The subcommittee's principal researcher was a former NYPD OC expert named Ralph Salerno. He was a giant in the law enforcement world but little known outside it. His was trusted enough that he was given access to tens of thousands of pages of transcripts from mostly-illegal FBI wiretaps of major Cosa Nostra figures compiled after JEH finally admitted that the organization existed. Salerno reported to the subcommittee that JFK and RFK were loathed and feared by organized crime. Bobby, particularly, took on Jimmy Hoffa and other mobsters beginning in the mid-1950s. When the new President made his brother attorney general in 1961, the federal war on organized crime became serious.

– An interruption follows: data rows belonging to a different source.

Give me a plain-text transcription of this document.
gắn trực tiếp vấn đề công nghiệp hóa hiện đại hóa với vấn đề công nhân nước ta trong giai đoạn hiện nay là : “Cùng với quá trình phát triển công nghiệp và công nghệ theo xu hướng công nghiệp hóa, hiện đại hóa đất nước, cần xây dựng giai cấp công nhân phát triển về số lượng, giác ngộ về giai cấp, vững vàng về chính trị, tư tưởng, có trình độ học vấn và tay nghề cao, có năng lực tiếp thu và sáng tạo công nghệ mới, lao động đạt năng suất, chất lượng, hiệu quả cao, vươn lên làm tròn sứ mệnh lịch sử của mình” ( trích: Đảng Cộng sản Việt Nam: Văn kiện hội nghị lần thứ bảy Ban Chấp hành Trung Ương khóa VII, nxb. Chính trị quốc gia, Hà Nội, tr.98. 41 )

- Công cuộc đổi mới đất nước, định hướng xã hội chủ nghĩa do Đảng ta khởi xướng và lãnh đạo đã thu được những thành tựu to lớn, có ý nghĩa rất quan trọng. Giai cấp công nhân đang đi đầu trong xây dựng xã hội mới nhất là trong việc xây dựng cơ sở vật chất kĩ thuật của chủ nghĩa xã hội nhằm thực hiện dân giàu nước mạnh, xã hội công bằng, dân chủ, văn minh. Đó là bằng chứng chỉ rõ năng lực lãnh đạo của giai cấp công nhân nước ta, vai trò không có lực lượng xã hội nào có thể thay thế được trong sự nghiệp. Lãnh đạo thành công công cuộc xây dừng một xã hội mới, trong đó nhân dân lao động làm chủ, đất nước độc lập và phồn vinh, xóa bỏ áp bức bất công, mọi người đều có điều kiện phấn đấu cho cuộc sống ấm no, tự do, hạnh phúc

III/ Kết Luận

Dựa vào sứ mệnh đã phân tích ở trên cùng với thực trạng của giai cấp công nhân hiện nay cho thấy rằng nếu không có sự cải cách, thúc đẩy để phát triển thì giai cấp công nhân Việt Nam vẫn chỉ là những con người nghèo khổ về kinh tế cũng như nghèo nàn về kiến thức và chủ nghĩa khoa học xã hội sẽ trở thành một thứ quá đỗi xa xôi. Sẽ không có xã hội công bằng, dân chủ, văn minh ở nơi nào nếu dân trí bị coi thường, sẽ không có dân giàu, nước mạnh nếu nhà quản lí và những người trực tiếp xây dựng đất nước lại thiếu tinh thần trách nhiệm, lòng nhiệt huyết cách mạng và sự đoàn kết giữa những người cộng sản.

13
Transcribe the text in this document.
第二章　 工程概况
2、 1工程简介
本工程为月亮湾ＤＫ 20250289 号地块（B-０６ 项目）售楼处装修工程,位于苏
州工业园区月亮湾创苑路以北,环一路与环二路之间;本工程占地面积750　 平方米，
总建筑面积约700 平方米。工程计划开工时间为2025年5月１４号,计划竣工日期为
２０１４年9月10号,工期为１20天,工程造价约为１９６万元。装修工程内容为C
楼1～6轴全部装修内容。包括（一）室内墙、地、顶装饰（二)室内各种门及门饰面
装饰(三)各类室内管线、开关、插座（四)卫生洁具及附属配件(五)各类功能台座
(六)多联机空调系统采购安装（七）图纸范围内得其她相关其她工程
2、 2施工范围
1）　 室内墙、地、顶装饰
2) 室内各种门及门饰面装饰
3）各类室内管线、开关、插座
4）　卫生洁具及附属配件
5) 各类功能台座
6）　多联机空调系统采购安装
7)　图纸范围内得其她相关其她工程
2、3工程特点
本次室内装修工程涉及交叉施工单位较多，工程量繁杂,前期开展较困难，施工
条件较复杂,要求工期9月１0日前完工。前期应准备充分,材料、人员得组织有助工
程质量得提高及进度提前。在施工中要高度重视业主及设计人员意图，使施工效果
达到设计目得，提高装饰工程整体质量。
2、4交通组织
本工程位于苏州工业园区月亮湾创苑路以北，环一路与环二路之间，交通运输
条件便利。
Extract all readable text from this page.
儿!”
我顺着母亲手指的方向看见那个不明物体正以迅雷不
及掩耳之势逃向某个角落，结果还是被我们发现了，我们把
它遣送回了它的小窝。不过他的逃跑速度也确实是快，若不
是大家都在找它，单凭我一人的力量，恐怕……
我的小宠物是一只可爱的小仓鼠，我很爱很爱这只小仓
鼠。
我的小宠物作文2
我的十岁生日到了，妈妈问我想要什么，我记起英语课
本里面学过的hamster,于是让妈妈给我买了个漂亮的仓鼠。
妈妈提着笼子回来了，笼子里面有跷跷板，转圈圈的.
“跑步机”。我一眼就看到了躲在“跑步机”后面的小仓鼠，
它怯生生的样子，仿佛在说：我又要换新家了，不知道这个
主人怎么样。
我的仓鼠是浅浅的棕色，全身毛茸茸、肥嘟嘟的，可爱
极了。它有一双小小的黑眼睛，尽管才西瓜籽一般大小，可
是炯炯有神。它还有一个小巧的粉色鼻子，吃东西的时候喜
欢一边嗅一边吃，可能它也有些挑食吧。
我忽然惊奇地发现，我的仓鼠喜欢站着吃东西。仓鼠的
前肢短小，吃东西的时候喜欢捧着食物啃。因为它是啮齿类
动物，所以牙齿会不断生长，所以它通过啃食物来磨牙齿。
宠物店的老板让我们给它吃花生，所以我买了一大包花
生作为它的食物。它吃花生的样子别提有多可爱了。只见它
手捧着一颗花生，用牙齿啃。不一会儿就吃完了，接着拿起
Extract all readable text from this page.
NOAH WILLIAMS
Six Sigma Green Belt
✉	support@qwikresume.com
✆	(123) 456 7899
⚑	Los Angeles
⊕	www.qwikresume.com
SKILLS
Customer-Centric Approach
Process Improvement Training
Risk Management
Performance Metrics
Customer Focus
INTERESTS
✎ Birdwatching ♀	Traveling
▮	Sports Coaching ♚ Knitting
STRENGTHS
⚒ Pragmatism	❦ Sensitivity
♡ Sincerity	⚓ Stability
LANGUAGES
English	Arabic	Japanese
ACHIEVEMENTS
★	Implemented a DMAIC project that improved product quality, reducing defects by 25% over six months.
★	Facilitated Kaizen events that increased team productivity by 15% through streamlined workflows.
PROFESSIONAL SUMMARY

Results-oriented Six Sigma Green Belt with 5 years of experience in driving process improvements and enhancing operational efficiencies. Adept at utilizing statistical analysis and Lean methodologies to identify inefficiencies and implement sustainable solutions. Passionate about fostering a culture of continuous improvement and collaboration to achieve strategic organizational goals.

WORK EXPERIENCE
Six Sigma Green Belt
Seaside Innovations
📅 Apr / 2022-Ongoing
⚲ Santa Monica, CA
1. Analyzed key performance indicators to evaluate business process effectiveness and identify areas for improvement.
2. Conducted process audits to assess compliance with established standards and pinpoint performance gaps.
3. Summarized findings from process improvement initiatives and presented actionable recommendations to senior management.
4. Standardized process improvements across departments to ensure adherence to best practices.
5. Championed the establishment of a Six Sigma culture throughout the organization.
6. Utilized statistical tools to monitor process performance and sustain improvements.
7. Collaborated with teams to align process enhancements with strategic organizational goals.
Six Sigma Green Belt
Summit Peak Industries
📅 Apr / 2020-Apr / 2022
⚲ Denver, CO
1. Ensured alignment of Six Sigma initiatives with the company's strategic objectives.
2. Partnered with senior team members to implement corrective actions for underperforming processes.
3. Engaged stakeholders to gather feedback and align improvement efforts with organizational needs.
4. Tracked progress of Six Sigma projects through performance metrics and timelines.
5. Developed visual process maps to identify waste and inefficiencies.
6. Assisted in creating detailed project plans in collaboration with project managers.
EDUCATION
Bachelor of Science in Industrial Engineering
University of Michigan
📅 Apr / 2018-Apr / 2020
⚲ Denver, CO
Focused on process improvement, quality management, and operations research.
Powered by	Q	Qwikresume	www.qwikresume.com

Sam Giancana of Chicago was overheard on one of the illegal wiretaps saying that if Bobby wasn't stopped, the Mob was going to have to move "all our whorehouses to Gary, Indiana." Other leading mobsters in at least a dozen major cities were heard to voice explicit threats against the entire Kennedy family. (Look up Salerno's report on organized crime and assassinations in the Congressional records of the subcommittee.)

I can't say that I am entirely persuaded on the question of who killed JFK (and maybe even his brother in 1968) but the material from the FBI's most secret files paints a vivid picture of the state of conflict between the secret syndicate that operated in 25 cities across the country and the FBI, which continued to mount these secret intelligence-gathering wiretaps well into the 1970s. Other sources, writing later, tended to support the theory that Ralph Salerno developed. Jimmy Hoffa's lawyer, Frank Ragano, believed firmly that two mobsters undertook the Kennedy killing and were tacitly supported by the rest of La Cosa Nostra's leadership. (Yeah, I know, things just fell down the rabbit hole.) Whatever the truth will probably never be fully ascertained but that's true of organized-crime conspiracies in general, ranging from the founding of what we call The Mafia in Palermo's citrus-exporting business in the 1850s to the various drug cartels in Mexico, Central and South America today. There are deep OC secrets entwined in local, national and regional politics. Easy, comforting narratives are regularly promulgated by ruling elites (I know, I know, the rabbit hole gets pretty deep) to explain away uncomfortable realities but the "real" truths keep popping up and showing themselves, only to disappear again underground.

At least that's how it appears to me, which is why I will read Kulwin and some of the other links you mention. Like you, I don't owe the establishment any particular deference.